Post Treatment Follow up.....

I had a similar experience re post treatment in that there was no clear guidance post treatment.

I have read related press articles that given the demands on NHS charities such as this one

and MacMillan are picking much of this void.

Hi Angela, 

I am in a very similar position to your husband, treated at the Christie, I finished RT about 12 months ago. Though it seems a poor follow up, I think it is reasonable at least it was for me and my cancer.

I am on HT my PSA is now <0.1 and has been since a few months before RT treatment.

I was told after treatment "any problems, give us a call". I didn't have any problems so that was fine. 

First review is by telephone and is really just to ask if you have "any problems".

So first real follow up is six months after treatment. I have to go to my GP to get PSA about a week before. This has always come back as <0.1 (so far). I then go to see the specialist nurse at Ashton Health Centre, which is not my local GP, but I guess has some spare rooms. The nurse is sent out from the Christie Hospital, she is not just a nurse from the local GP surgery. I am as happy to see her as my consultant. 

She looks at PSA and says "that's good". I then go through a list of any questions I have (I write them down beforehand), she usually goes through a list of known side effects and I say whether I have them or not. She offers advice and would presumably refer me on if necessary. 

About a week later she writes to my GP summarising the meeting and I get a copy. Eventually I get a letter for the next appointment in six months.

For me this is fine, my cancer emits PSA, the HT reduces the PSA to near zero. There is no need to monitor things very closely until I come off HT (only one more injection to go, hooray!). Once I'm off HT we will just have to see how fast PSA rises, maybe I will then need monitoring more closely.

Will it be fine for your husband? I don't know. If he is on HT and the HT is controlling the cancer, and the cancer emits PSA I would say this would be fine.

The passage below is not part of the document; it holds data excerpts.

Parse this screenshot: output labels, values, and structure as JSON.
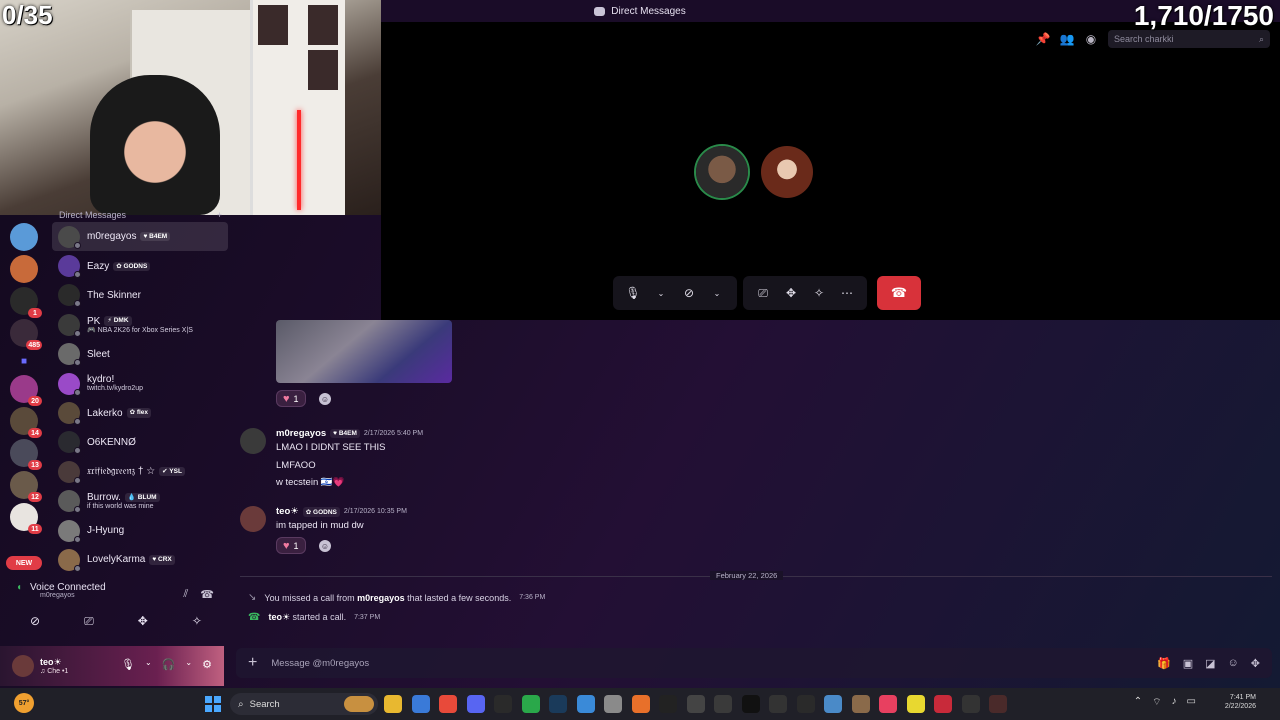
{
  "window": {
    "title": "Direct Messages"
  },
  "overlay": {
    "left_counter": "0/35",
    "right_counter": "1,710/1750"
  },
  "search": {
    "placeholder": "Search charkki"
  },
  "dm_header": {
    "label": "Direct Messages",
    "add": "+"
  },
  "servers": [
    {
      "badge": ""
    },
    {
      "badge": ""
    },
    {
      "badge": "1"
    },
    {
      "badge": "485"
    },
    {
      "badge": ""
    },
    {
      "badge": "20"
    },
    {
      "badge": "14"
    },
    {
      "badge": "13"
    },
    {
      "badge": "12"
    },
    {
      "badge": "11"
    }
  ],
  "new_badge": "NEW",
  "dms": [
    {
      "name": "m0regayos",
      "tag": "♥ B4EM",
      "sub": "",
      "color": "#4a4a4a",
      "active": true
    },
    {
      "name": "Eazy",
      "tag": "✿ GODNS",
      "sub": "",
      "color": "#5a3a9a",
      "active": false
    },
    {
      "name": "The Skinner",
      "tag": "",
      "sub": "",
      "color": "#2a2a2a",
      "active": false
    },
    {
      "name": "PK",
      "tag": "⚡ DMK",
      "sub": "🎮 NBA 2K26 for Xbox Series X|S",
      "color": "#3a3a3a",
      "active": false
    },
    {
      "name": "Sleet",
      "tag": "",
      "sub": "",
      "color": "#6a6a6a",
      "active": false
    },
    {
      "name": "kydro!",
      "tag": "",
      "sub": "twitch.tv/kydro2up",
      "color": "#9a4ac8",
      "active": false
    },
    {
      "name": "Lakerko",
      "tag": "✿ flex",
      "sub": "",
      "color": "#5a4a3a",
      "active": false
    },
    {
      "name": "O6KENNØ",
      "tag": "",
      "sub": "",
      "color": "#2a2a30",
      "active": false
    },
    {
      "name": "𝔵𝔯𝔦𝔣𝔦𝔢𝔡𝔤𝔯𝔢𝔢𝔫𝔷 † ☆",
      "tag": "✔ YSL",
      "sub": "",
      "color": "#4a3a3a",
      "active": false
    },
    {
      "name": "Burrow.",
      "tag": "💧 BLUM",
      "sub": "if this world was mine",
      "color": "#5a5a5a",
      "active": false
    },
    {
      "name": "J-Hyung",
      "tag": "",
      "sub": "",
      "color": "#7a7a7a",
      "active": false
    },
    {
      "name": "LovelyKarma",
      "tag": "♥ CRX",
      "sub": "",
      "color": "#8a6a4a",
      "active": false
    }
  ],
  "voice": {
    "title": "Voice Connected",
    "channel": "m0regayos"
  },
  "user": {
    "name": "teo☀",
    "status": "♫ Che •1"
  },
  "messages": [
    {
      "author": "m0regayos",
      "tag": "♥ B4EM",
      "time": "2/17/2026 5:40 PM",
      "lines": [
        "LMAO I DIDNT SEE THIS",
        "LMFAOO",
        "w tecstein 🇮🇱💗"
      ]
    },
    {
      "author": "teo☀",
      "tag": "✿ GODNS",
      "time": "2/17/2026 10:35 PM",
      "lines": [
        "im tapped in mud dw"
      ]
    }
  ],
  "reactions": [
    {
      "emoji": "♥",
      "count": "1"
    },
    {
      "emoji": "♥",
      "count": "1"
    }
  ],
  "date_divider": "February 22, 2026",
  "system": [
    {
      "pre": "You missed a call from ",
      "bold": "m0regayos",
      "post": " that lasted a few seconds.",
      "time": "7:36 PM"
    },
    {
      "pre": "",
      "bold": "teo☀",
      "post": " started a call.",
      "time": "7:37 PM"
    }
  ],
  "composer": {
    "placeholder": "Message @m0regayos"
  },
  "taskbar": {
    "weather": "57°",
    "search": "Search",
    "clock_time": "7:41 PM",
    "clock_date": "2/22/2026"
  },
  "colors": {
    "accent": "#5865f2",
    "danger": "#d8323a",
    "online": "#3ab860"
  }
}
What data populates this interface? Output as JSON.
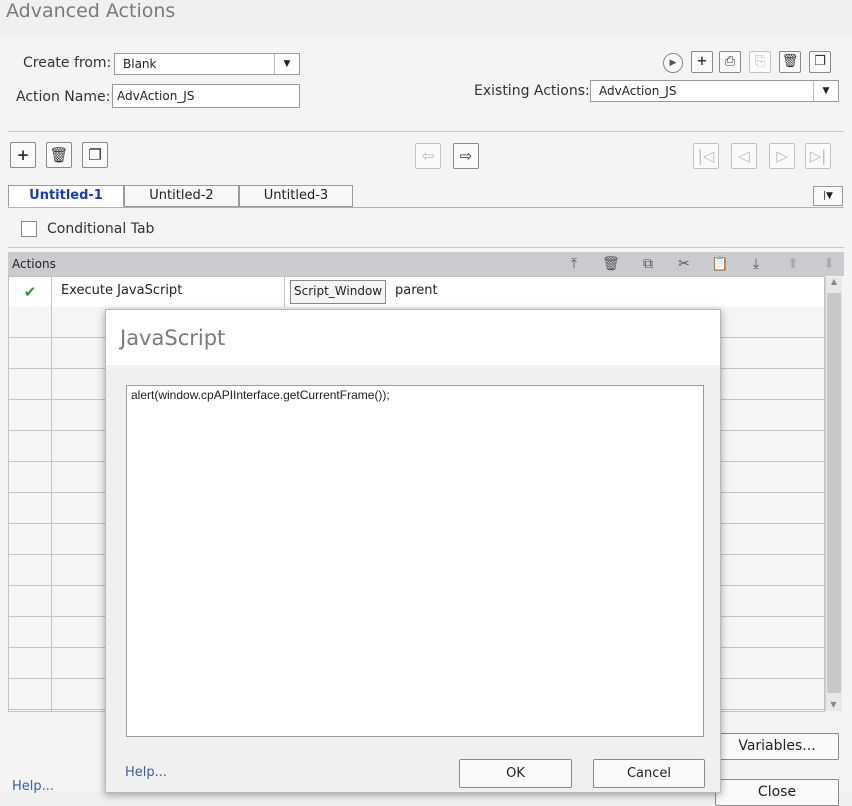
{
  "window": {
    "title": "Advanced Actions"
  },
  "top": {
    "create_from_label": "Create from:",
    "create_from_value": "Blank",
    "action_name_label": "Action Name:",
    "action_name_value": "AdvAction_JS",
    "existing_actions_label": "Existing Actions:",
    "existing_actions_value": "AdvAction_JS",
    "toolbar_icons": [
      "preview-icon",
      "add-icon",
      "save-as-template-icon",
      "import-icon",
      "delete-icon",
      "duplicate-icon"
    ]
  },
  "tabs": {
    "items": [
      {
        "label": "Untitled-1",
        "active": true
      },
      {
        "label": "Untitled-2",
        "active": false
      },
      {
        "label": "Untitled-3",
        "active": false
      }
    ]
  },
  "conditional": {
    "label": "Conditional Tab",
    "checked": false
  },
  "actions": {
    "header": "Actions",
    "rows": [
      {
        "action": "Execute JavaScript",
        "param_button": "Script_Window",
        "param_value": "parent",
        "valid": true
      }
    ]
  },
  "dialog": {
    "title": "JavaScript",
    "code": "alert(window.cpAPIInterface.getCurrentFrame());",
    "help": "Help...",
    "ok": "OK",
    "cancel": "Cancel"
  },
  "footer": {
    "variables": "Variables...",
    "help": "Help...",
    "close": "Close"
  },
  "colors": {
    "active_tab": "#1a3bb8",
    "check": "#2e9a2e",
    "link": "#3a5fa8"
  }
}
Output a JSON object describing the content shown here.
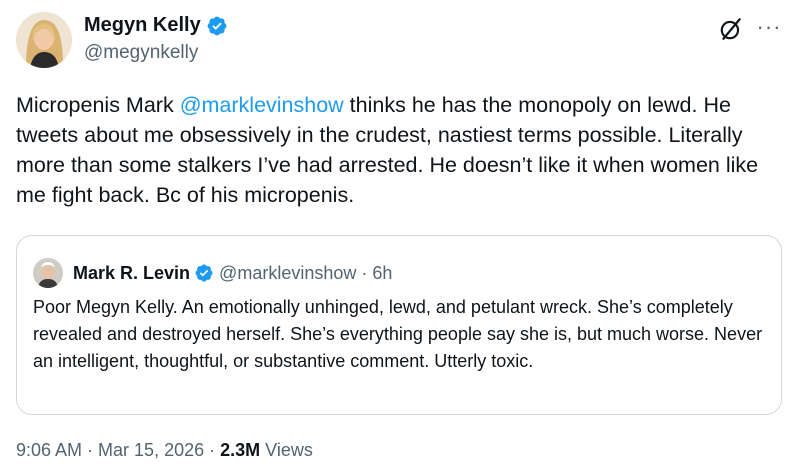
{
  "author": {
    "display_name": "Megyn Kelly",
    "handle": "@megynkelly"
  },
  "tweet": {
    "text_before": "Micropenis Mark ",
    "mention": "@marklevinshow",
    "text_after": " thinks he has the monopoly on lewd. He tweets about me obsessively in the crudest, nastiest terms possible. Literally more than some stalkers I’ve had arrested. He doesn’t like it when women like me fight back. Bc of his micropenis."
  },
  "quoted_tweet": {
    "display_name": "Mark R. Levin",
    "handle_time": "@marklevinshow · 6h",
    "text": "Poor Megyn Kelly.  An emotionally unhinged, lewd, and petulant wreck.  She’s completely revealed and destroyed herself. She’s everything people say she is, but much worse.  Never an intelligent, thoughtful, or substantive comment.  Utterly toxic."
  },
  "meta": {
    "time": "9:06 AM",
    "sep1": " · ",
    "date": "Mar 15, 2026",
    "sep2": " · ",
    "views_count": "2.3M",
    "views_label": " Views"
  },
  "colors": {
    "accent": "#1d9bf0",
    "text": "#0f1419",
    "secondary": "#536471",
    "border": "#cfd9de"
  },
  "icons": {
    "verified": "verified-badge-icon",
    "grok": "grok-icon",
    "more": "more-options-icon"
  }
}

However your husbands cancer does not emit much PSA and is unusual so maybe it needs monitoring by something more than just a PSA test.

So in short I think the monitoring is fine for people with normal prostate cancer. I think the Christie are assuming your hubby has normal prostate cancer, if it is "unusual" yes give them a call and ask them to explain why they think six monthly psa check is sufficient.

"There are some rare types of prostate cancer that do not produce any PSA so blood tests all come back normal - these types are notoriously difficult to diagnose before they have spread so while it is awful to know that your partner has cancer, he is rather fortunate that this one was identified before it had gone to his bones or elsewhere.

If you have received a copy of the diagnosis letter from the urologist / oncologist to the GP it should say somewhere which type he has been diagnosed with. It is unlikely to be small cell or large cell PCa as he has been put on hormones, but your letter may say something like ductal cell carcinoma? If you haven't received a copy of the diagnosis letter, your OH can request one from the GP practice."

This is what I posted to you in February 2019; although you didn't respond at the time, did you confirm exactly what kind of prostate cancer he had been diagnosed with? If the letter says adenocarcinoma, the consultant may simply have meant that it was unusual because it had spread but with a low PSA.

The appointment system you are being puled into now is normal for Christie's - while he is still on HT, scans wouldn't tell them anything really and as Chris says, the clinical nurse specialist is probably more helpful / engaging than the oncologist and can probably give more time to each patient.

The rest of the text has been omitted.